There is so much that is interesting, controversial, exciting, and unknown about the development of AI that I could go on at some additional length…but it’s Saturday and we all surely have more entertaining things to get busy with so I will point out just one more conundrum. About a year ago, Microsoft’s shares began a dramatic climb. The company had Copilot, its AI-enabled product, seemingly the first to monetize AI capabilities. It also had a booming cloud services business, its gaming business, and much more besides. Its share price soared, reaching $555. Meanwhile, Google was widely disparaged, its AI product had had a troubled public debut, its cloud services business was ordinary, trailing far behind Amazon’s AWS and Microsoft’s Azure, its driverless ride business, Waymo, was threatened by Uber and Tesla. Google had been a fabulous investment for years, yet now was being widely disparaged.
What a difference a year makes. Microsoft is now viewed as having an unexciting, uncompetitive AI product, its share price down 30%, punished as a legacy software business, vulnerable to being disintermediated by other AI models. At the same time, Google’s latest version of Gemini is driving its search business forward, its cloud services business has robust demand, Waymo is the leading autonomous driving company, viewed as a formidable competitor. While MSFT shares were sinking 30%, Google shareholders enjoyed a 50% gain. And my point? The winners and losers in the unfolding economic revolution that AI is creating are far from clear. Most investors have already seen this movie before. Those who refuse to learn from history are doomed to repeat it. Pets.com anyone? AOL? Netscape? MySpace? Look carefully, act judiciously, conclude reasonably, remain open-minded. Otherwise, when you assume…
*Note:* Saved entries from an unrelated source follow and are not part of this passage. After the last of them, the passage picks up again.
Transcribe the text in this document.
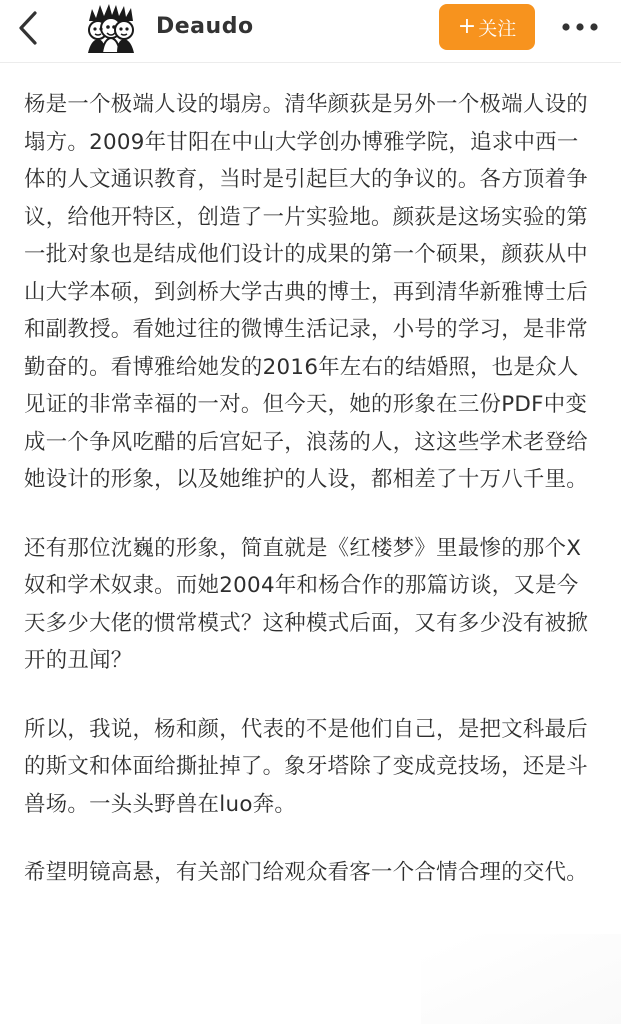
Deaudo	+ 关注

杨是一个极端人设的塌房。清华颜荻是另外一个极端人设的塌方。2009年甘阳在中山大学创办博雅学院，追求中西一体的人文通识教育，当时是引起巨大的争议的。各方顶着争议，给他开特区，创造了一片实验地。颜荻是这场实验的第一批对象也是结成他们设计的成果的第一个硕果，颜荻从中山大学本硕，到剑桥大学古典的博士，再到清华新雅博士后和副教授。看她过往的微博生活记录，小号的学习，是非常勤奋的。看博雅给她发的2016年左右的结婚照，也是众人见证的非常幸福的一对。但今天，她的形象在三份PDF中变成一个争风吃醋的后宫妃子，浪荡的人，这这些学术老登给她设计的形象，以及她维护的人设，都相差了十万八千里。

还有那位沈巍的形象，简直就是《红楼梦》里最惨的那个X奴和学术奴隶。而她2004年和杨合作的那篇访谈，又是今天多少大佬的惯常模式？这种模式后面，又有多少没有被掀开的丑闻？

所以，我说，杨和颜，代表的不是他们自己，是把文科最后的斯文和体面给撕扯掉了。象牙塔除了变成竞技场，还是斗兽场。一头头野兽在luo奔。

希望明镜高悬，有关部门给观众看客一个合情合理的交代。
Keeping with our AI theme today, I do not have an article to refer you to…I have a movie. I came upon The Thinking Game on an endless plane flight. It is a terrific documentary (available at least on Amazon Prime video - and on some plane flights obviously.) It follows Demis Hassabis, an early chess prodigy who leaves the game behind, becomes the founder of Deep Mind and undertakes a relentless quest to harness artificial general intelligence. It is a well-made telling of the early development of AI capabilities which led to great advancements in understanding human biology and the 2024 Nobel Prize in chemistry. I think you will find it heartening and a well spent 83 minutes.